Demain samedi à Fribourg, dans le cadre du festival Technoculture 2, les Young Gods revitaliseront un autre monument des cultures avancées: le In C de Terry Riley. On s’entend pour faire de cette pièce, créée en novembre 1964 à San Francisco, la toute première œuvre de musique minimaliste – et c’est par elle que Terry Riley (il fêtera ses 84 ans dans un mois tout juste) tracera la voie qu’emprunteront peu de temps après Steve Reich ou Philip Glass.

A quoi ressemble cette pièce? On synthétise ce qu’en disait le musicologue Keith Potter: c’est une partition composée de 53 modules; chaque musicien de l’ensemble donnant la pièce doit jouer chacune de ces phrases, et la répéter autant de fois qu’il le souhaite avant de passer au motif suivant. C’est donc une pièce semi-improvisée, exécutable par n’importe quel instrument. Et ça sonne comment? Comme un train lancé à toute vitesse dans une énorme botte de foin. Autrement dit: c’est une œuvre qui propulse, faite d’un biotope de petits motifs répétés et empilés, d’animalcules sonores qui s’orientent comme par une forme de magnétisme – à savoir celui des instrumentistes à l’écoute les uns des autres. C’est hypnotique et beau comme les phénomènes d’accrétion.

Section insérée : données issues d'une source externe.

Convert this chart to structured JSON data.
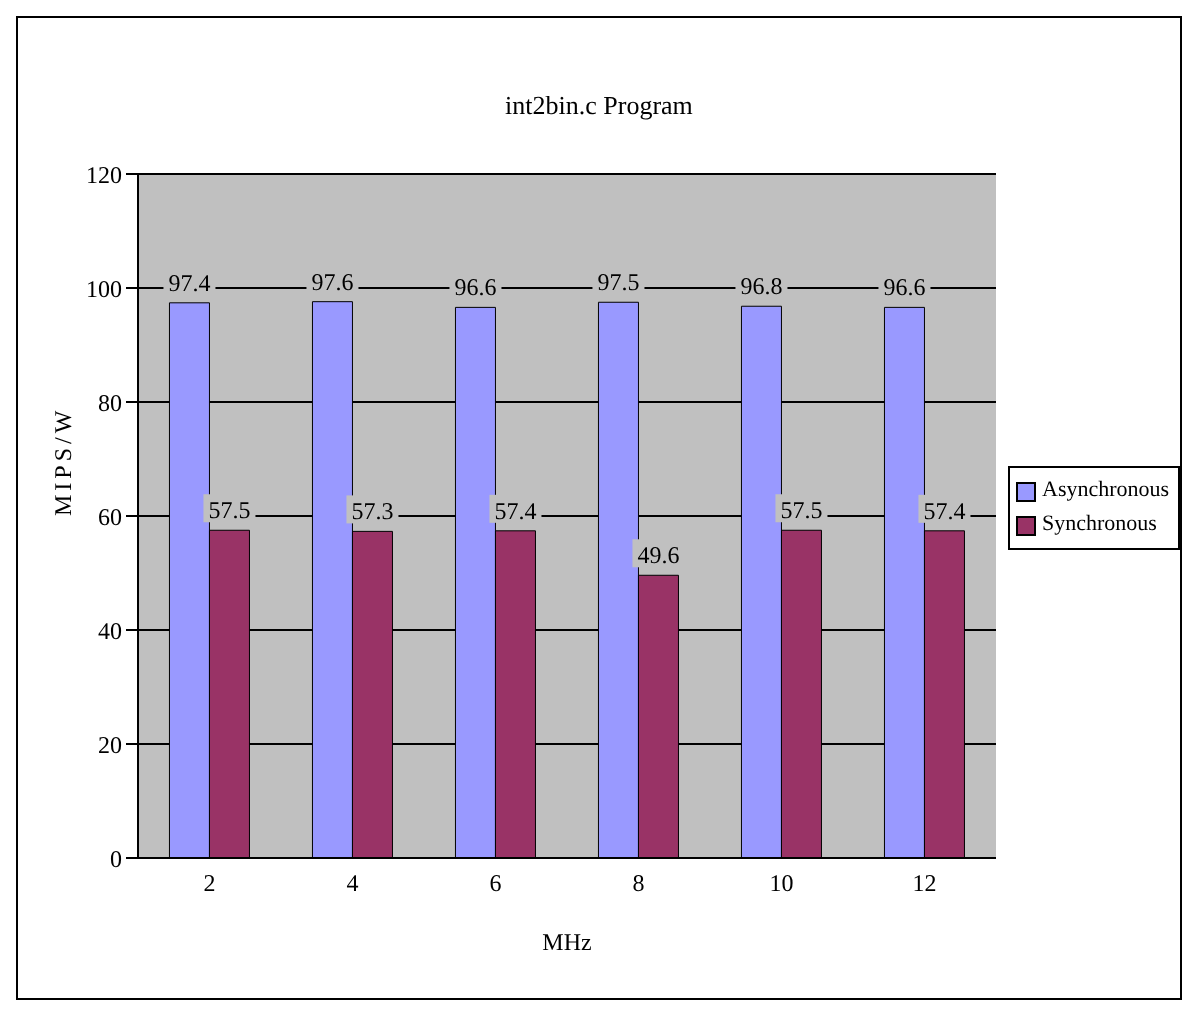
{
  "chart_data": {
    "type": "bar",
    "title": "int2bin.c Program",
    "xlabel": "MHz",
    "ylabel": "MIPS/W",
    "categories": [
      "2",
      "4",
      "6",
      "8",
      "10",
      "12"
    ],
    "series": [
      {
        "name": "Asynchronous",
        "color": "#9999ff",
        "values": [
          97.4,
          97.6,
          96.6,
          97.5,
          96.8,
          96.6
        ]
      },
      {
        "name": "Synchronous",
        "color": "#993366",
        "values": [
          57.5,
          57.3,
          57.4,
          49.6,
          57.5,
          57.4
        ]
      }
    ],
    "ylim": [
      0,
      120
    ],
    "yticks": [
      0,
      20,
      40,
      60,
      80,
      100,
      120
    ],
    "grid": "y",
    "legend": "right",
    "data_labels": true
  }
}
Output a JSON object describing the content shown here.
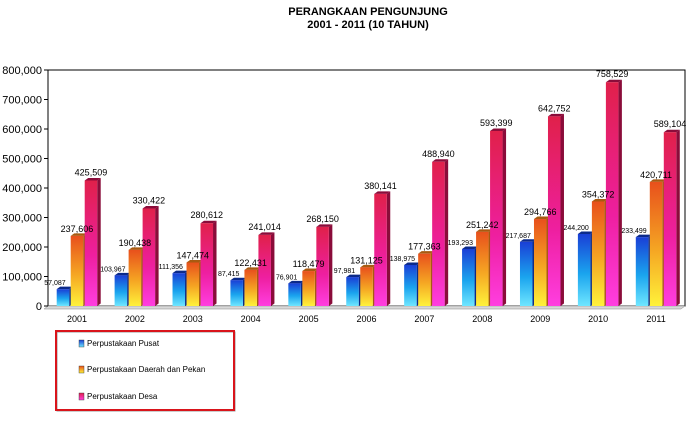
{
  "chart_data": {
    "type": "bar",
    "title": "PERANGKAAN PENGUNJUNG",
    "subtitle": "2001 -  2011 (10 TAHUN)",
    "xlabel": "",
    "ylabel": "",
    "ylim": [
      0,
      800000
    ],
    "yticks": [
      0,
      100000,
      200000,
      300000,
      400000,
      500000,
      600000,
      700000,
      800000
    ],
    "ytick_labels": [
      "0",
      "100,000",
      "200,000",
      "300,000",
      "400,000",
      "500,000",
      "600,000",
      "700,000",
      "800,000"
    ],
    "grid": false,
    "legend_position": "bottom-left",
    "categories": [
      "2001",
      "2002",
      "2003",
      "2004",
      "2005",
      "2006",
      "2007",
      "2008",
      "2009",
      "2010",
      "2011"
    ],
    "series": [
      {
        "name": "Perpustakaan Pusat",
        "color": "#1f5fd8",
        "values": [
          57087,
          103967,
          111356,
          87415,
          76901,
          97981,
          138975,
          193293,
          217687,
          244200,
          233499
        ],
        "labels": [
          "57,087",
          "103,967",
          "111,356",
          "87,415",
          "76,901",
          "97,981",
          "138,975",
          "193,293",
          "217,687",
          "244,200",
          "233,499"
        ]
      },
      {
        "name": "Perpustakaan Daerah dan Pekan",
        "color": "#f08a1a",
        "values": [
          237606,
          190438,
          147474,
          122431,
          118479,
          131125,
          177363,
          251242,
          294766,
          354372,
          420711
        ],
        "labels": [
          "237,606",
          "190,438",
          "147,474",
          "122,431",
          "118,479",
          "131,125",
          "177,363",
          "251,242",
          "294,766",
          "354,372",
          "420,711"
        ]
      },
      {
        "name": "Perpustakaan Desa",
        "color": "#e0206a",
        "values": [
          425509,
          330422,
          280612,
          241014,
          268150,
          380141,
          488940,
          593399,
          642752,
          758529,
          589104
        ],
        "labels": [
          "425,509",
          "330,422",
          "280,612",
          "241,014",
          "268,150",
          "380,141",
          "488,940",
          "593,399",
          "642,752",
          "758,529",
          "589,104"
        ]
      }
    ]
  }
}
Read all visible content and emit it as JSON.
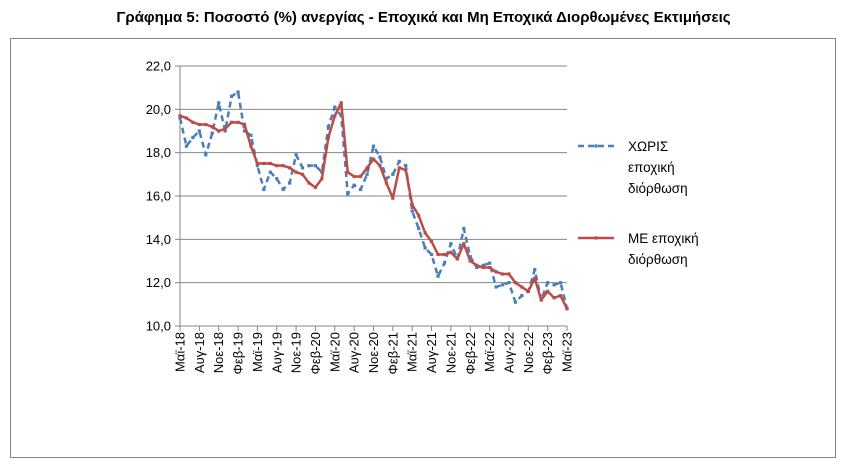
{
  "title": "Γράφημα 5: Ποσοστό (%) ανεργίας - Εποχικά και Μη Εποχικά Διορθωμένες Εκτιμήσεις",
  "chart_data": {
    "type": "line",
    "title": "Γράφημα 5: Ποσοστό (%) ανεργίας - Εποχικά και Μη Εποχικά Διορθωμένες Εκτιμήσεις",
    "xlabel": "",
    "ylabel": "",
    "ylim": [
      10.0,
      22.0
    ],
    "yticks": [
      "10,0",
      "12,0",
      "14,0",
      "16,0",
      "18,0",
      "20,0",
      "22,0"
    ],
    "xtick_labels": [
      "Μαϊ-18",
      "Αυγ-18",
      "Νοε-18",
      "Φεβ-19",
      "Μαϊ-19",
      "Αυγ-19",
      "Νοε-19",
      "Φεβ-20",
      "Μαϊ-20",
      "Αυγ-20",
      "Νοε-20",
      "Φεβ-21",
      "Μαϊ-21",
      "Αυγ-21",
      "Νοε-21",
      "Φεβ-22",
      "Μαϊ-22",
      "Αυγ-22",
      "Νοε-22",
      "Φεβ-23",
      "Μαϊ-23"
    ],
    "x": [
      "05/2018",
      "06/2018",
      "07/2018",
      "08/2018",
      "09/2018",
      "10/2018",
      "11/2018",
      "12/2018",
      "01/2019",
      "02/2019",
      "03/2019",
      "04/2019",
      "05/2019",
      "06/2019",
      "07/2019",
      "08/2019",
      "09/2019",
      "10/2019",
      "11/2019",
      "12/2019",
      "01/2020",
      "02/2020",
      "03/2020",
      "04/2020",
      "05/2020",
      "06/2020",
      "07/2020",
      "08/2020",
      "09/2020",
      "10/2020",
      "11/2020",
      "12/2020",
      "01/2021",
      "02/2021",
      "03/2021",
      "04/2021",
      "05/2021",
      "06/2021",
      "07/2021",
      "08/2021",
      "09/2021",
      "10/2021",
      "11/2021",
      "12/2021",
      "01/2022",
      "02/2022",
      "03/2022",
      "04/2022",
      "05/2022",
      "06/2022",
      "07/2022",
      "08/2022",
      "09/2022",
      "10/2022",
      "11/2022",
      "12/2022",
      "01/2023",
      "02/2023",
      "03/2023",
      "04/2023",
      "05/2023"
    ],
    "grid": true,
    "legend_position": "right",
    "series": [
      {
        "name": "ΧΩΡΙΣ εποχική διόρθωση",
        "color": "#4a7ebb",
        "style": "dashed",
        "values": [
          19.6,
          18.3,
          18.7,
          19.0,
          17.9,
          18.9,
          20.3,
          19.0,
          20.6,
          20.8,
          19.0,
          18.8,
          17.4,
          16.3,
          17.1,
          16.8,
          16.3,
          16.6,
          17.9,
          17.3,
          17.4,
          17.4,
          17.1,
          19.2,
          20.1,
          19.7,
          16.1,
          16.5,
          16.3,
          17.0,
          18.3,
          17.8,
          16.8,
          17.0,
          17.6,
          17.4,
          15.3,
          14.5,
          13.6,
          13.3,
          12.3,
          12.9,
          13.8,
          13.1,
          14.5,
          13.2,
          12.7,
          12.8,
          12.9,
          11.8,
          11.9,
          12.0,
          11.1,
          11.4,
          11.6,
          12.6,
          11.2,
          12.0,
          11.9,
          12.0,
          10.8
        ]
      },
      {
        "name": "ΜΕ εποχική διόρθωση",
        "color": "#be4b48",
        "style": "solid",
        "values": [
          19.7,
          19.6,
          19.4,
          19.3,
          19.3,
          19.2,
          19.0,
          19.1,
          19.4,
          19.4,
          19.3,
          18.3,
          17.5,
          17.5,
          17.5,
          17.4,
          17.4,
          17.3,
          17.1,
          17.0,
          16.6,
          16.4,
          16.8,
          18.7,
          19.7,
          20.3,
          17.1,
          16.9,
          16.9,
          17.3,
          17.7,
          17.4,
          16.6,
          15.9,
          17.3,
          17.2,
          15.6,
          15.1,
          14.3,
          13.9,
          13.3,
          13.3,
          13.4,
          13.1,
          13.8,
          13.0,
          12.8,
          12.7,
          12.7,
          12.5,
          12.4,
          12.4,
          12.0,
          11.8,
          11.6,
          12.2,
          11.2,
          11.6,
          11.3,
          11.4,
          10.8
        ]
      }
    ]
  },
  "legend": {
    "items": [
      {
        "lines": [
          "ΧΩΡΙΣ",
          "εποχική",
          "διόρθωση"
        ]
      },
      {
        "lines": [
          "ΜΕ εποχική",
          "διόρθωση"
        ]
      }
    ]
  }
}
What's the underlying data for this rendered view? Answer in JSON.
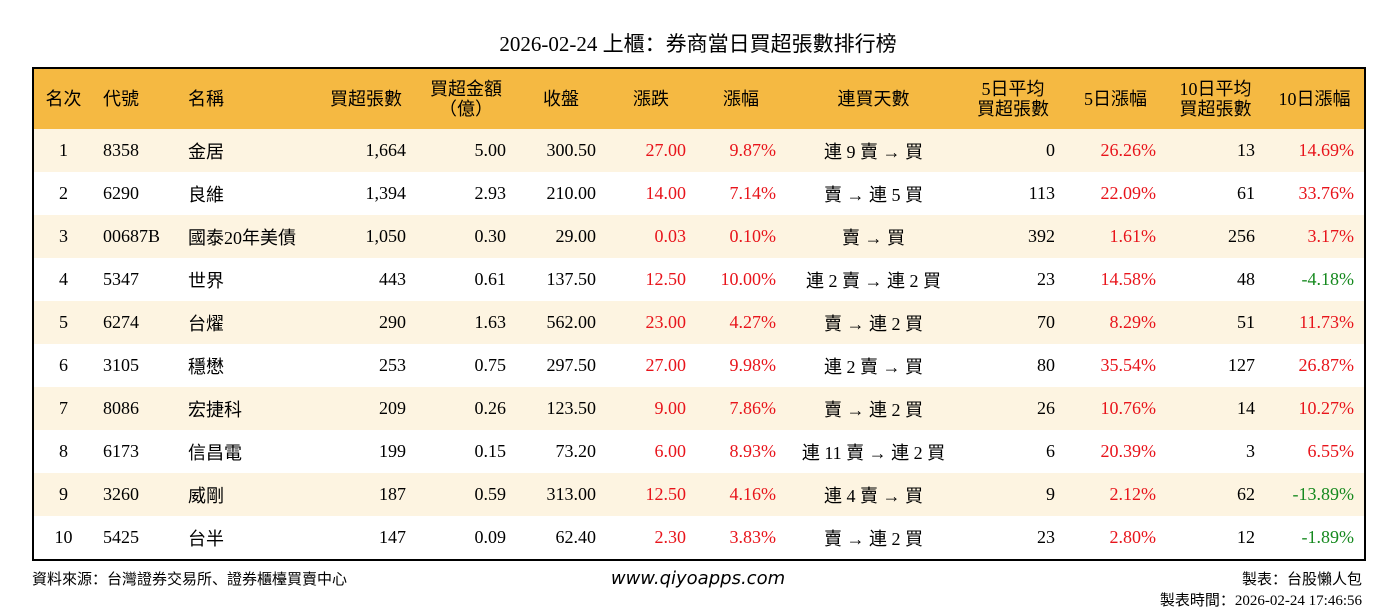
{
  "header": {
    "title": "2026-02-24 上櫃：券商當日買超張數排行榜"
  },
  "table": {
    "columns": [
      [
        "名次"
      ],
      [
        "代號"
      ],
      [
        "名稱"
      ],
      [
        "買超張數"
      ],
      [
        "買超金額",
        "（億）"
      ],
      [
        "收盤"
      ],
      [
        "漲跌"
      ],
      [
        "漲幅"
      ],
      [
        "連買天數"
      ],
      [
        "5日平均",
        "買超張數"
      ],
      [
        "5日漲幅"
      ],
      [
        "10日平均",
        "買超張數"
      ],
      [
        "10日漲幅"
      ]
    ],
    "rows": [
      [
        "1",
        "8358",
        "金居",
        "1,664",
        "5.00",
        "300.50",
        "27.00",
        "9.87%",
        "連 9 賣 → 買",
        "0",
        "26.26%",
        "13",
        "14.69%"
      ],
      [
        "2",
        "6290",
        "良維",
        "1,394",
        "2.93",
        "210.00",
        "14.00",
        "7.14%",
        "賣 → 連 5 買",
        "113",
        "22.09%",
        "61",
        "33.76%"
      ],
      [
        "3",
        "00687B",
        "國泰20年美債",
        "1,050",
        "0.30",
        "29.00",
        "0.03",
        "0.10%",
        "賣 → 買",
        "392",
        "1.61%",
        "256",
        "3.17%"
      ],
      [
        "4",
        "5347",
        "世界",
        "443",
        "0.61",
        "137.50",
        "12.50",
        "10.00%",
        "連 2 賣 → 連 2 買",
        "23",
        "14.58%",
        "48",
        "-4.18%"
      ],
      [
        "5",
        "6274",
        "台燿",
        "290",
        "1.63",
        "562.00",
        "23.00",
        "4.27%",
        "賣 → 連 2 買",
        "70",
        "8.29%",
        "51",
        "11.73%"
      ],
      [
        "6",
        "3105",
        "穩懋",
        "253",
        "0.75",
        "297.50",
        "27.00",
        "9.98%",
        "連 2 賣 → 買",
        "80",
        "35.54%",
        "127",
        "26.87%"
      ],
      [
        "7",
        "8086",
        "宏捷科",
        "209",
        "0.26",
        "123.50",
        "9.00",
        "7.86%",
        "賣 → 連 2 買",
        "26",
        "10.76%",
        "14",
        "10.27%"
      ],
      [
        "8",
        "6173",
        "信昌電",
        "199",
        "0.15",
        "73.20",
        "6.00",
        "8.93%",
        "連 11 賣 → 連 2 買",
        "6",
        "20.39%",
        "3",
        "6.55%"
      ],
      [
        "9",
        "3260",
        "威剛",
        "187",
        "0.59",
        "313.00",
        "12.50",
        "4.16%",
        "連 4 賣 → 買",
        "9",
        "2.12%",
        "62",
        "-13.89%"
      ],
      [
        "10",
        "5425",
        "台半",
        "147",
        "0.09",
        "62.40",
        "2.30",
        "3.83%",
        "賣 → 連 2 買",
        "23",
        "2.80%",
        "12",
        "-1.89%"
      ]
    ]
  },
  "footer": {
    "source": "資料來源：台灣證券交易所、證券櫃檯買賣中心",
    "website": "www.qiyoapps.com",
    "author": "製表：台股懶人包",
    "time": "製表時間：2026-02-24 17:46:56"
  }
}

Cette expérience, les Young Gods ne la tentent pas tous seuls. Pour donner à In C l’ampleur que cette pièce mérite, Franz Treichler, Bernard Trontin et Cesare Pizzi ont été appelés à s’associer à la Landwehr de Fribourg: aujourd’hui dirigé par Benedikt Hayoz – l’initiateur du projet –, cet ensemble légendaire alignera huit dizaines d’instrumentistes, répartis entre souffleurs (cuivres et bois) et percussionnistes. Autant dire, dans la confrontation avec les Young Gods et sous le patronage semi-directif de Terry Riley, une magnifique machine à vacarme contrôlé. Les quelques bribes de répétition qu’on a pu glaner sur le web le confirment: cette nouvelle itération du In C promet un magnifique objet à l’hybridité stable, un implacable continuum sonore qui tout à la fois vous projette et vous enlace. Comme le disait le chef Hayoz pas plus tard qu’hier à nos confrères de La Liberté: «Plus les spectateurs seront nombreux, plus la prestation sera intéressante car lors de cette expérience unique, le public sera immergé totalement dans le son. C’est plus une performance qu’un concert.» Et ce sera l’occasion de se perdre avec liesse dans une jungle d’échos.